Le cri natal constitue l’un des critères du score d’Apgar qui permet d’évaluer la vitalité du nouveau-né. Un cri vigoureux lui donne 2 points sur les 10 maximum. S’il n’a pas un sens en soi, nous pouvons toujours en relever sa singularité humaine.

Cotation   Battements       cardiaques Respiration Coloration  Tonus  musculaire    Réactivité à la    stimulation
0    Absents Absente Bleue ou pâle    Nul     Nulle
1   < 100/min­ Quelques mouvements spontanés Cyanose des extrémités    Hypotonie     Grimaces
2   >100/min Normale Rose    Tonus          normal     Cris

(Collège national des gynécologues et obstétriciens français, 2007)

En effet, de tous les mammifères placentaires, le petit d’homme demeure, semble-t-il, le seul à pousser ce cri attribué au déplissement des poumons. L’on tend aujourd’hui à le mystifier pour mieux soutenir une idéologie du « bien naître » qui vise à réduire si ce n’est annuler la fracture natale. Ainsi, le bébé accouché respectueusement ne se trouverait pas dans la nécessité de crier. Ce cri viendrait alors des mauvaises conditions de son accouchement : salle de naissance trop froide, lumière trop vive, technicien trop brutal… nous nous inscrivons en faux contre cette idée en soutenant que ces réalités nuisent à la disposition d’accueil des parents plus qu’elles n’influent sur le bébé lui-même. Dans le cas des grand prématurés, peut-être s’agit-il de maintenir au mieux les conditions de sa vie prénatale, mais en ce qui concerne la normalité statistique, il est préférable que le fœtus éprouve ce changement de monde.

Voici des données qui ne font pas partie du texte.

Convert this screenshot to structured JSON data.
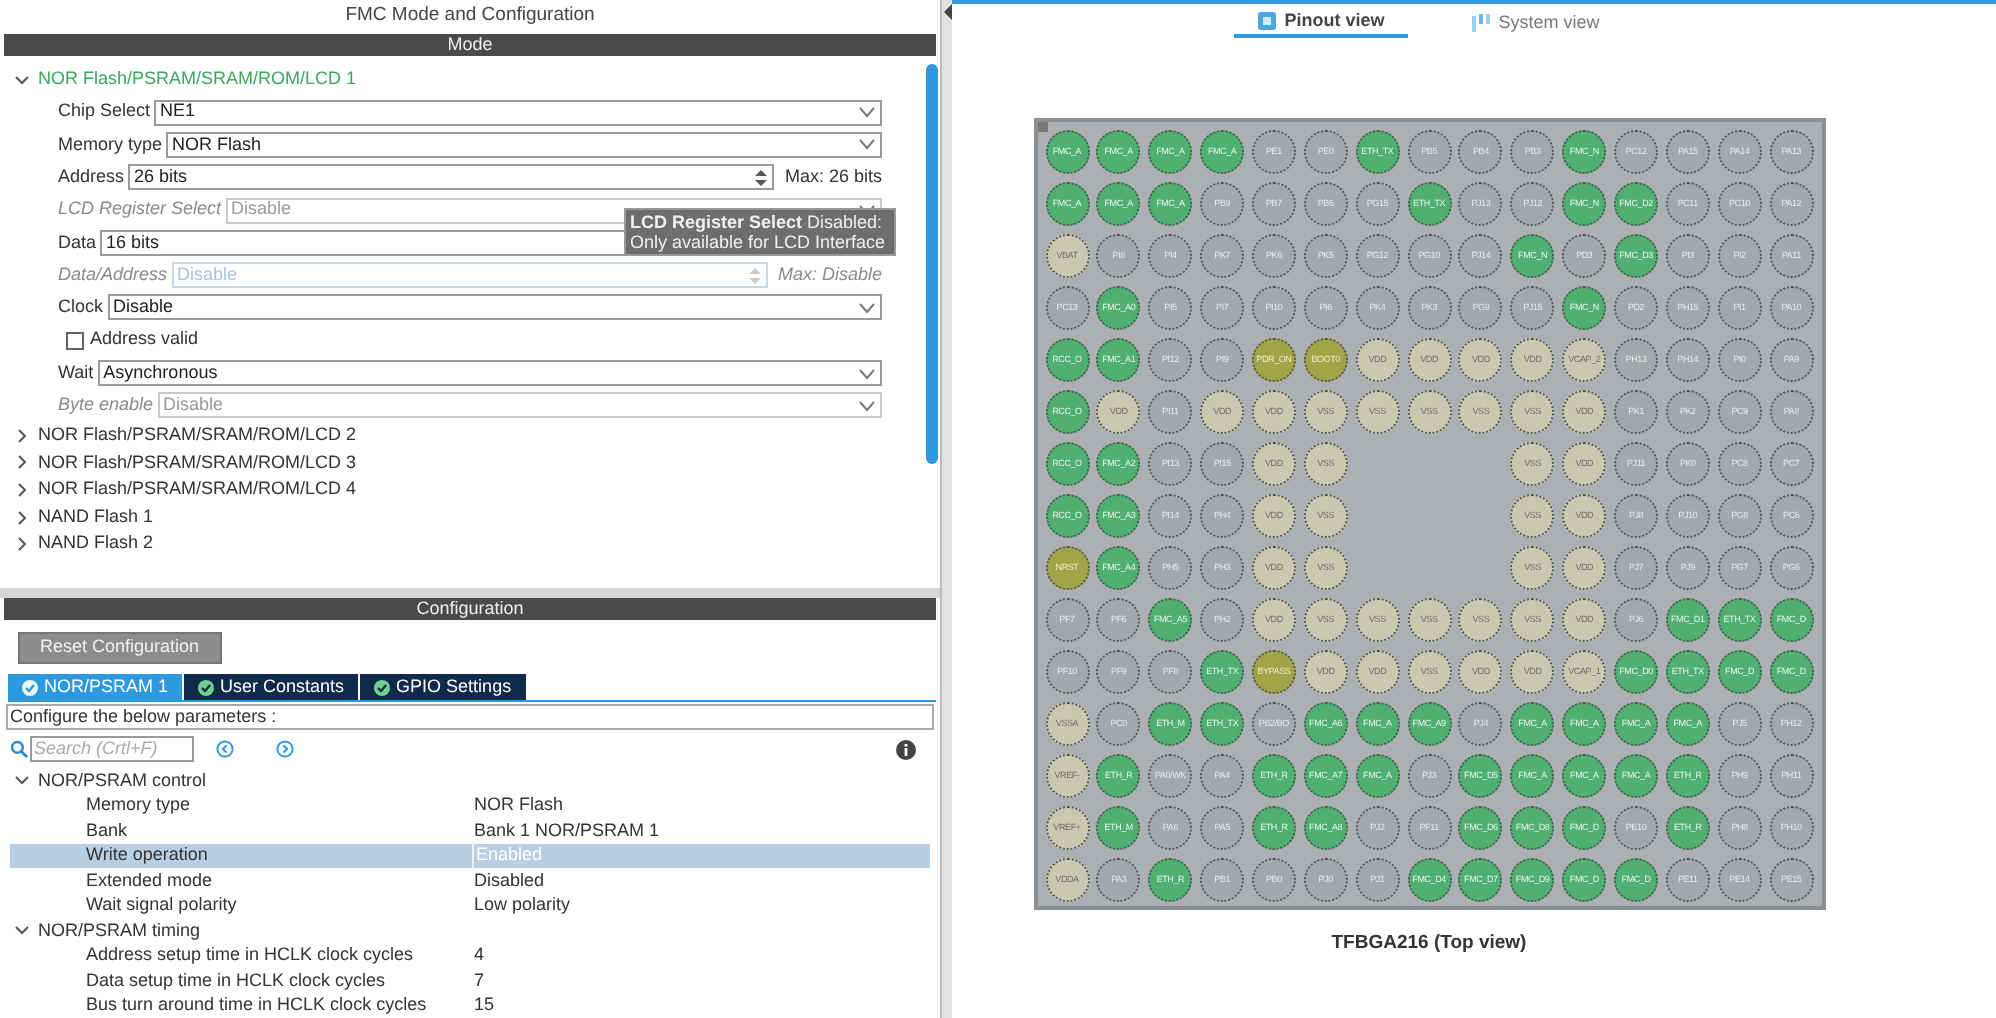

Ce n’est pas ce monde qui fait violence, même s’il peut l’être aussi, mais l’effraction de la différence induite par sa rencontre d’avec celui-ci, immédiatement et radicalement autre que le sien. J’insiste sur ce terme d’effraction car il s’oppose à une habitude de pensée la naissance selon un idéal. Il en va peut-être d’une dénégation à reconnaître que le monde nous arrive dessus comme le ciel pourrait nous tomber sur la tête. En première intention, la naissance est une catastrophe. L’élan maternel surgit de l’urgence à donner à son bébé de sa présence, de son être-là, pour s’opposer à cette effraction puisqu’elle se sait être l’accès privilégiée à un au-delà de cette dernière. Elle va devenir le premier interlocuteur valable en ce monde au titre qu’elle en est un représentant acceptable dont la fonction essentielle de médiation va permettre l’établissement progressive d’une dialectique avec celui-ci.

Ce cri, manifestation de vie du bébé face à son accouchement, demeure donc capital à l’établissement du lien. Sur un plan symbolique, il pourrait être entendu au plus près du signifiant « Hilflosigkeit » dont parle Freud pour définir l’état de détresse originaire de l’homme, à savoir son impuissance à s’aider lui-même, son dénuement. Inutile de le restreindre à ce seul moyen d’expression qu’est la phonation, la clinique nous enseigne que les yeux ou le corps sont tout aussi efficaces à le traduire aux parents. Ce cri les appelle à rejoindre leur enfant, à être là  et toute entrave à ces retrouvailles risque de constituer le sentiment d’une faute commise à son égard. Le sentiment de culpabilité est tel qu’il en découle souvent un risque d’effondrement pour les mères,« il avait besoin de moi et je n’étais pas là », « mon bébé s’est retrouvé tout seul en couveuse parce que je n’ai pas su accoucher », « je n’ai vu que son petit pied avant qu’ils ne l’emmène loin de moi » sont autant de paroles qui le fondent et le traduisent dans le même temps…. Il reste tant de choses à penser en salle de naissance et encore plus dans les blocs obstétricaux.